The next morning Peggy waves to her aunt (who’s picking her up from the mansion for some reason) and tells her how great everything went. Their conversation reveals that it’s their family tradition for the women to destroy their husbands with battle axes on their wedding night. To keep everything perfect. So that means this whole thing was planned from the start, which raises a lot of questions about the plot. Who knocked down the trees in the road? Do they really own a mansion solely to lose their virginity and murder their husbands? Why does the aunt have to pick her up the next morning? Who lit the fireplace? Why did I just waste half an hour on this piece of crap?

HOW EVIL ARE THE WOMEN?

Neil LaBute would be proud. Castration anxiety, thy name is Crypt. Even with all of Peggy’s cluelessness and female naiveté being an act, it was in act designed to trap and kill her newly-wed husband. The message is clear: marriage is a rotten institution designed by women to trap you into having kids and giving up your life. And even though you can tell they went to great lengths to make it seem like Charles deserved it, but you can’t make a revenge story where nothing is being avenged.

ALSO WORTH NOTING:

*Who’s to blame for this episode? While a lot of the blame falls upon Tom Holland for failing to find anything compelling within the story, a lot of the blame goes to the show’s format. Every Tales From the Crypt episode was based off of issues of EC’s five comics (Tales From the Crypt, Haunt of Fear, Vault of Horror, Crime SuspenStories and Shock SuspenStories), and it’s not always great material. As the series goes on, you’ll see more and more episodes that amount to little more than uninspired riffs on the same stories about gold-diggers and cheating wives.

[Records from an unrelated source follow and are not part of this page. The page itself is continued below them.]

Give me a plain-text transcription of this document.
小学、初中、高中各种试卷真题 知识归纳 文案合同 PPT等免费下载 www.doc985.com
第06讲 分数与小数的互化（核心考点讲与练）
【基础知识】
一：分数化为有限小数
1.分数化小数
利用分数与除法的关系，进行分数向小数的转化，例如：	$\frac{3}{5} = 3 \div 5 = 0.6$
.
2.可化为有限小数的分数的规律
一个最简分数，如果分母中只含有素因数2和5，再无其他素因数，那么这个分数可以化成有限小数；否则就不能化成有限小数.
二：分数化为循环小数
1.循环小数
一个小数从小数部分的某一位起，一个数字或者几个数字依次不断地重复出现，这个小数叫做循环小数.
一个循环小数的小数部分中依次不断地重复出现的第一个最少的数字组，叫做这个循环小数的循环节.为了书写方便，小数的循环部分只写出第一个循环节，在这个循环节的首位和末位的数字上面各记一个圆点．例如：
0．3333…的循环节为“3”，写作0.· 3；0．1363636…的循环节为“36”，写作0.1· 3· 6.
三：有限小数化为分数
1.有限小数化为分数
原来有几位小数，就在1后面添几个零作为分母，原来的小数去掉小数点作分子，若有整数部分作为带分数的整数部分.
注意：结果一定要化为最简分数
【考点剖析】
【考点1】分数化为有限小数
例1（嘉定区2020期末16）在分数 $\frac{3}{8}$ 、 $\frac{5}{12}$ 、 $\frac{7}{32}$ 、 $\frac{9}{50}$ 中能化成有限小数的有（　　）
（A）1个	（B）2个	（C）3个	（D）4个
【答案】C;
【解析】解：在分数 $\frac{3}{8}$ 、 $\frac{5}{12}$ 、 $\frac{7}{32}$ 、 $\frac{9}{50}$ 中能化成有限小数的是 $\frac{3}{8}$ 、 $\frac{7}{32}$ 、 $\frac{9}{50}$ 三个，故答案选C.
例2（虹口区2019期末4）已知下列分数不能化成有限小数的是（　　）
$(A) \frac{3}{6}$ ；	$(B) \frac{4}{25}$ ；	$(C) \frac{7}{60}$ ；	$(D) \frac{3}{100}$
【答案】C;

*I tried for a “best thing since sliced husband” joke, but I couldn’t make it work. I think sliced bread humor is dead, and it kind of makes me sad.


WORST CRYPTKEEPER JOKE:

Other than the title, there’s actually no puns in this episode. The closest he gets is the alliterative phrase “Horror Hungry Humans”.

Rating:

D-

JOHN SAYS:

I would love to refute this evisceration, but yeah, this is pretty much terrible. Aside from the hilarious misogyny and awful plotting, this is a remarkably ugly episode, dark and poorly shot, and clearly constrained by the TV budget. It’s pretty clear they spent all the money this season on the good episodes and tried to sneak this one through on the cheap, adding some bad sex scenes to patch up the gaps. That said, if you’re going to do an erotic thriller, it’s probably best not to replace the femme fatale with the Amanda Plummer character from Fisher King. In the season’s last episode, they’ll make the tight budget work for them, but here, all you get is comically inept junk.